"Tu és daquelas pessoas que não conseguem estar sozinhas" - farto-me de ouvir esta frase, em conversas roubadas à própria loucura da solidão, farto-me de ouvir esta frase da boca de outras pessoas, que me fazem companhia, que me roubam da solidão. É caricato pensar como convivo tão mal com a solidão, é giro pensar que se pode conviver com uma coisa que implica estar sozinho - o facto de se conseguir conviver com a solidão significa que já não se está em solidão, porque se está a conviver. Há pessoas que conseguem fazer da própria solidão uma companhia - eu não. Talvez seja normal.
Gostava de um dia conseguir estar completamente sozinho. Gostava de um dia acordar sem chamadas para responder de volta, sem mensagens, sem programas - nada mais do que a minha garrafa de whisky irlandês eternamente escondida no armário de um bar na Av. de Roma. Mas alguém houve que inventou a companhia - digo companhia porque não encontro nenhum antónimo credível para a solidão. Na cabeça mesquinha dos portugueses esse antónimo talvez seja a felicidade, pasmem-se companheiros, a felicidade. A solidão é o abandono, são os socos no estômago que nos levam ao orgasmo da dor - a solidão é incompatível com a felicidade. Pelo menos para os portugueses, pelo menos para a língua portuguesa. Somos complicados.
Um português vai todos os dias sozinhos para um bar porque simplesmente não consegue estar sozinho em casa - que dizem os outros desta atitude?

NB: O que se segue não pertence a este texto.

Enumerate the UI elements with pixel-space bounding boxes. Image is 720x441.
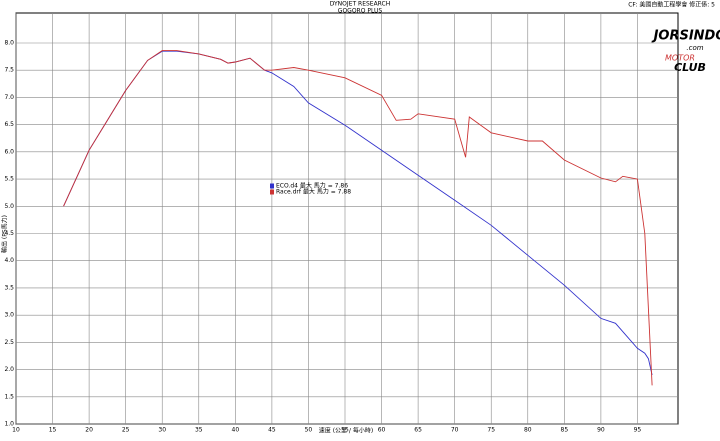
logo-text: MOTOR	[665, 54, 695, 63]
logo-text: JORSINDO	[651, 29, 720, 44]
x-tick-label: 95	[634, 427, 642, 434]
logo-text: CLUB	[674, 61, 706, 74]
x-tick-label: 35	[195, 427, 203, 434]
legend-swatch	[270, 189, 274, 195]
legend-swatch	[270, 183, 274, 189]
y-tick-label: 1.0	[4, 421, 14, 428]
x-tick-label: 25	[122, 427, 130, 434]
legend-label: Race.drf 最大 馬力 = 7.88	[276, 188, 351, 196]
x-tick-label: 15	[49, 427, 57, 434]
chart-subtitle: GOGORO PLUS	[338, 8, 383, 15]
y-tick-label: 7.5	[4, 67, 14, 74]
legend-label: ECO.d4 最大 馬力 = 7.86	[276, 182, 348, 190]
x-tick-label: 30	[158, 427, 166, 434]
chart-title: DYNOJET RESEARCH	[330, 1, 391, 8]
x-axis-label: 速度 (公里 / 每小時)	[319, 427, 373, 435]
y-tick-label: 3.5	[4, 284, 14, 291]
x-tick-label: 80	[524, 427, 532, 434]
x-tick-label: 55	[341, 427, 349, 434]
y-tick-label: 2.5	[4, 339, 14, 346]
x-tick-label: 20	[85, 427, 93, 434]
x-tick-label: 45	[268, 427, 276, 434]
y-tick-label: 5.5	[4, 176, 14, 183]
x-tick-label: 70	[451, 427, 459, 434]
y-tick-label: 8.0	[4, 40, 14, 47]
y-tick-label: 7.0	[4, 94, 14, 101]
y-tick-label: 4.5	[4, 230, 14, 237]
x-tick-label: 65	[414, 427, 422, 434]
x-tick-label: 10	[12, 427, 20, 434]
y-tick-label: 3.0	[4, 312, 14, 319]
x-tick-label: 90	[597, 427, 605, 434]
y-axis-label: 輸出 (PS馬力)	[1, 215, 9, 253]
header-note: CF: 美國自動工程學會 修正係: 5	[628, 1, 715, 9]
series-line	[63, 50, 653, 386]
y-tick-label: 6.0	[4, 148, 14, 155]
y-tick-label: 1.5	[4, 393, 14, 400]
series-line	[63, 50, 653, 376]
y-tick-label: 6.5	[4, 121, 14, 128]
x-tick-label: 40	[232, 427, 240, 434]
y-tick-label: 5.0	[4, 203, 14, 210]
x-tick-label: 85	[561, 427, 569, 434]
y-tick-label: 2.0	[4, 366, 14, 373]
x-tick-label: 75	[487, 427, 495, 434]
x-tick-label: 50	[305, 427, 313, 434]
x-tick-label: 60	[378, 427, 386, 434]
logo-text: .com	[686, 44, 703, 52]
y-tick-label: 4.0	[4, 257, 14, 264]
logo: JORSINDO .com MOTOR CLUB	[651, 29, 720, 75]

É um bêbado solitário. Alguém triste, alguém carente, alguém que não é feliz. Novamente a tónica da infelicidade associada pecaminosamente à solidão. Este país é mesmo terrível - e não vos falo das aldeias, não vos falo da terra onde nasci, nem muito menos da terra dos meus pais. Estou a falar de Lisboa porra, esta aldeia plantada à beira rio - um ninho de cobras viciante e venenoso, onde ou se é bêbado, solitário, escritor, ou então, em oposição, se é feliz. Ninguém me tira da cabeça que foram os lisboetas que inventaram a solidão.